The allegations continue stating that beginning in June 2016, the chain regularly paid several tipped employees a flat salary of $300 for all hours worked, including hours totaling over forty. “This payroll scheme is an obvious and willful avoidance of Wahlburgers’ obligation to pay one and one-half times the regular hourly rate for all hours over forty, as required by the Fair Labor Standards Act and New York Labor Law,” the complaint states.

The former employees also contend that when Wahlburgers obtained gratuities from customers for tipped workers, it also imposed an unlawful tip pool that allowed them to pay non-tipped kitchen employees out of those funds. And the workers claim they were never paid for attending mandatory meetings, and were never provided with accurate wage statements showing a breakdown of hours worked, wages and tips paid.

Wahlburgers, franchisee entities, accountable as joint employers

In addition to naming Wahlburgers Franchising, LLC in the lawsuit, three of its franchisee entities, Coney Burgers, LLC, Big Apple Burgers, LLC and WBDC, all located in New York State, were also identified as defendants.

Three officers of the franchisee entities, Mark Andrew Singer, John Cestare and Ben Niass, are also individually named in the class action, claiming they possessed operational control and policy making authority, and had ownership interest over the Wahlburgers’ franchised businesses. Because the franchisee officers had the authority to hire and fire employees, establish pay practices and scheduling, control labor relations and personnel policies, determine terms and conditions of employment, and maintain employment records, the lawsuit alleges they are “personally, jointly, and severally liable for violations of the Fair Labor Standards Act and New York Labor Law.

Because all three, Wahlburgers Franchising, the franchisee entities and the officers of those companies, all acted directly or indirectly in the interests of one another in relations to the former employees and similarly situated employees, the complaint asserts that they are joint employers over the workers.
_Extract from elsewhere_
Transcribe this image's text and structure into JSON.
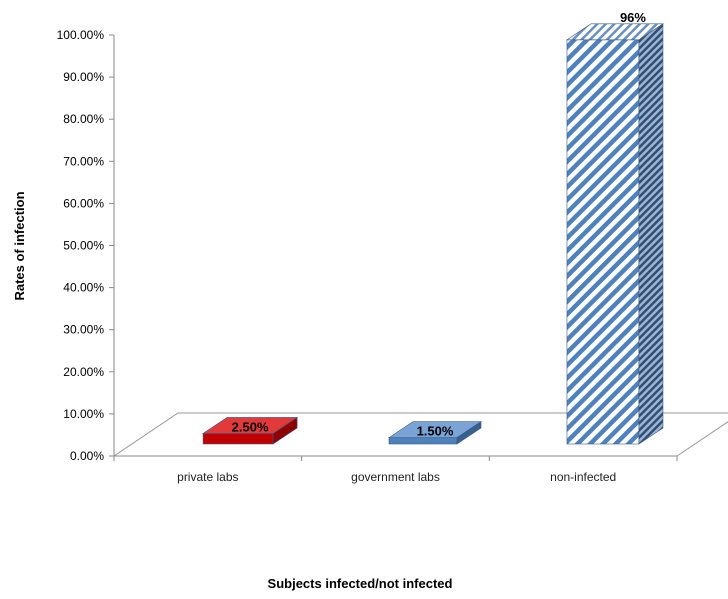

New York attorneys Mitchell Schley and Louis Pechman, representing the five Wahlburgers former employees, filed eight claims against the Wahlburgers defendants. They include violations of the Fair Labor Standards Act and New York Labor Law for failing to pay the required minimum wage and overtime. Other claims are for violations under the Wage Theft Prevention Act, the Spread-of-Hours Pay, Misappropriation of Gratuities, and Unlawful Deductions from Wages.

The former employees in the suit bring two claims, under NLSA for unpaid minimum wage and unpaid overtime, as a collective action for themselves and for other non-exempt employees of Wahlburgers, including cooks, runners, expeditors, dishwashers and porters, at any time three years prior to the filing of the complaint. It consists of approximately one hundred current and former non-exempt employees of Wahlburgers.

The lawsuit asks for class certification, and for damages, liquidated damages, pre-judgment and post-judgment interest, and award for attorneys’ fees and costs.

People magazine reported on the litigation last week, saying the Wahlburgers chain has launched an investigation into the Coney Island franchise where the alleged claims of wage theft began. A spokesperson said in a statement, “Wahlburgers is all about family. Treating people fairly and with respect is at the heart of our brand. Since this situation came to light yesterday, we’ve been working with Coney Burgers to better understand the circumstances.”

The Coney Burgers franchise company also issued a statement, saying, “As a franchisee, we work hard to uphold Wahlburgers’ values and brand culture. We’ve become aware of dissatisfaction of some of our former employees and are now looking into the matter.”